Yaklaşık Maliyeti 2.083.993,54 TL (2 milyon 83 milyar 993 bin lira 54 kuruş) olduğu ifade edildi.

Anıtın ise yapılışının ve hak ediş bedelinin ise 1.510.000,00 TL (1 milyon 510 bin) olduğu ifade edildi.

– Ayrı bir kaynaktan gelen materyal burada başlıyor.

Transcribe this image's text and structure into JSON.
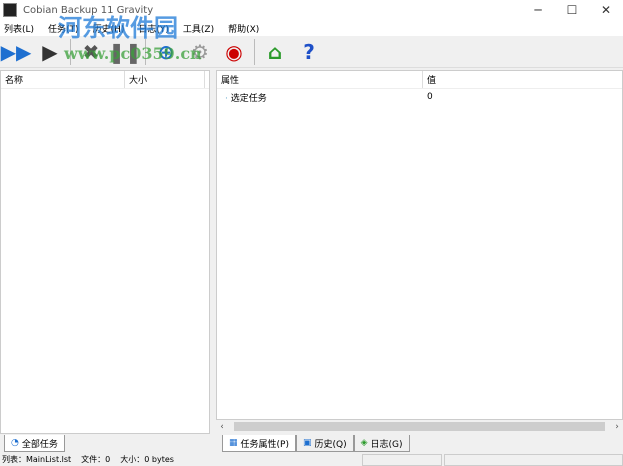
{
  "window": {
    "title": "Cobian Backup 11 Gravity"
  },
  "menu": [
    "列表(L)",
    "任务(T)",
    "历史(H)",
    "日志(Y)",
    "工具(Z)",
    "帮助(X)"
  ],
  "toolbar": [
    {
      "icon": "run-all-icon",
      "glyph": "▶▶",
      "color": "#1e6fd0"
    },
    {
      "icon": "run-icon",
      "glyph": "▶",
      "color": "#333"
    },
    {
      "icon": "cancel-icon",
      "glyph": "✖",
      "color": "#555"
    },
    {
      "icon": "pause-icon",
      "glyph": "❚❚",
      "color": "#666"
    },
    {
      "icon": "add-task-icon",
      "glyph": "⊕",
      "color": "#1e6fd0"
    },
    {
      "icon": "settings-gear-icon",
      "glyph": "⚙",
      "color": "#999"
    },
    {
      "icon": "antenna-icon",
      "glyph": "◉",
      "color": "#c00"
    },
    {
      "icon": "home-icon",
      "glyph": "⌂",
      "color": "#2a9a2a"
    },
    {
      "icon": "help-icon",
      "glyph": "?",
      "color": "#1e50c8"
    }
  ],
  "left": {
    "columns": [
      "名称",
      "大小"
    ],
    "tab": "全部任务"
  },
  "right": {
    "columns": [
      "属性",
      "值"
    ],
    "rows": [
      {
        "name": "选定任务",
        "value": "0"
      }
    ],
    "tabs": [
      "任务属性(P)",
      "历史(Q)",
      "日志(G)"
    ]
  },
  "status": {
    "list": "列表：MainList.lst",
    "files": "文件：0",
    "size": "大小：0 bytes"
  },
  "watermark": {
    "cn": "河东软件园",
    "url": "www.pc0359.cn"
  }
}
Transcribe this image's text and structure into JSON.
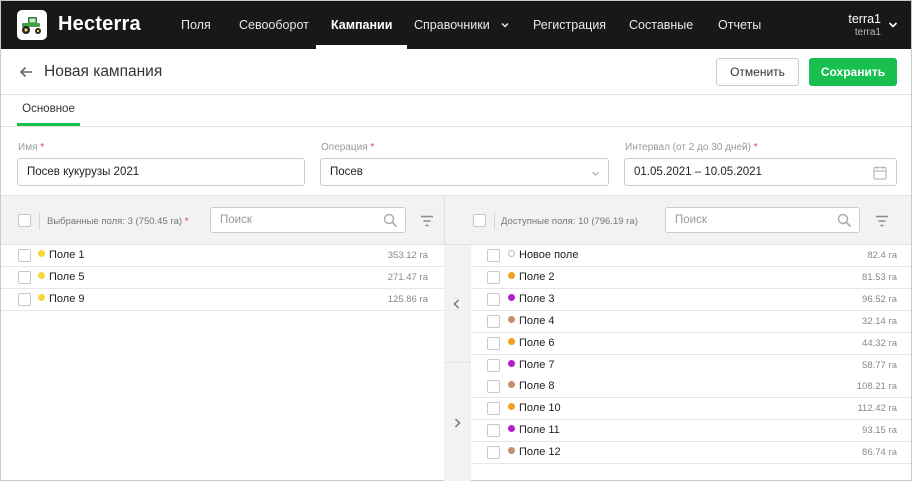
{
  "app": {
    "brand": "Hecterra"
  },
  "nav": {
    "items": [
      "Поля",
      "Севооборот",
      "Кампании",
      "Справочники",
      "Регистрация",
      "Составные",
      "Отчеты"
    ],
    "active": "Кампании",
    "dropdown_item": "Справочники"
  },
  "user": {
    "name": "terra1",
    "account": "terra1"
  },
  "page": {
    "title": "Новая кампания",
    "cancel_label": "Отменить",
    "save_label": "Сохранить"
  },
  "tabs": [
    {
      "label": "Основное",
      "active": true
    }
  ],
  "form": {
    "name": {
      "label": "Имя",
      "required_mark": "*",
      "value": "Посев кукурузы 2021"
    },
    "operation": {
      "label": "Операция",
      "required_mark": "*",
      "value": "Посев"
    },
    "interval": {
      "label": "Интервал (от 2 до 30 дней)",
      "required_mark": "*",
      "value": "01.05.2021 – 10.05.2021"
    }
  },
  "selected_panel": {
    "label": "Выбранные поля: 3 (750.45 га)",
    "required_mark": "*",
    "search_placeholder": "Поиск",
    "rows": [
      {
        "name": "Поле 1",
        "area": "353.12 га",
        "color": "#f5d73a"
      },
      {
        "name": "Поле 5",
        "area": "271.47 га",
        "color": "#f5d73a"
      },
      {
        "name": "Поле 9",
        "area": "125.86 га",
        "color": "#f5d73a"
      }
    ]
  },
  "available_panel": {
    "label": "Доступные поля: 10 (796.19 га)",
    "search_placeholder": "Поиск",
    "rows": [
      {
        "name": "Новое поле",
        "area": "82.4 га",
        "color": ""
      },
      {
        "name": "Поле 2",
        "area": "81.53 га",
        "color": "#f0a020"
      },
      {
        "name": "Поле 3",
        "area": "96.52 га",
        "color": "#b020c8"
      },
      {
        "name": "Поле 4",
        "area": "32.14 га",
        "color": "#c09070"
      },
      {
        "name": "Поле 6",
        "area": "44.32 га",
        "color": "#f0a020"
      },
      {
        "name": "Поле 7",
        "area": "58.77 га",
        "color": "#b020c8"
      },
      {
        "name": "Поле 8",
        "area": "108.21 га",
        "color": "#c09070"
      },
      {
        "name": "Поле 10",
        "area": "112.42 га",
        "color": "#f0a020"
      },
      {
        "name": "Поле 11",
        "area": "93.15 га",
        "color": "#b020c8"
      },
      {
        "name": "Поле 12",
        "area": "86.74 га",
        "color": "#c09070"
      }
    ]
  },
  "colors": {
    "accent": "#17c04f",
    "topbar": "#191817",
    "required": "#e53935"
  }
}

İhalenin ise 4734 sayılı Kamu İhale Kanunu’nun 21/b maddesine göre yapıldığı ifade edildi.

İlgili madde ise şu:

b) DOĞAL AFETLER, SALGIN HASTALIKLAR, CAN VEYA MAL KAYBI TEHLİKESİ GİBİ ANİ VE BEKLENMEYEN VEYA YAPIM TEKNİĞİ AÇISINDAN ÖZELLİK ARZ EDEN VEYA YAPI VEYA CAN VE MAL GÜVENLİĞİNİN SAĞLANMASI AÇISINDAN İVEDİLİKLE YAPILMASI GEREKLİLİĞİ İDARECE BELİRLENEN HALLERDE VEYAHUT İDARE TARAFINDAN ÖNCEDEN ÖNGÖRÜLEMEYEN OLAYLARIN ORTAYA ÇIKMASI ÜZERİNE İHALENİN İVEDİ OLARAK YAPILMASININ ZORUNLU OLMASI.(2)

 

Hele ki bazı iddilar var ki bunlarla ilgili denetim nasıl yapılıyor, kim hesap soruyor bugüne kadar bilen de duymadık.

2014 de kentimizi de ilgilendiren bir yerel yönetim değişimi yaşandı. Bu değişimle İl özel idaresinin varlıklarının bir bölümü ve sorumluluklarının bir bölümü daha doğrusu büyük bir bölümü Büyükşehir belediyelerine aktarıldı. Bize verilen bilgilere göre il özel idarelerinin daha önceki bütçesi 2 katına çıkarıldı ve bu bütçe Büyükşehir belediyesine aktarıldı. Bunun yanında köyler mahalle oldu ve ilçelerin de belediye hizmetlerinin bir bölümü büyükşehir belediyesinin yetki ve sorumluluk alanına geçti. Böylece ilçelere gelen ödeneğin %40’ı büyükşehir belediyesine aktarılmaya başladı.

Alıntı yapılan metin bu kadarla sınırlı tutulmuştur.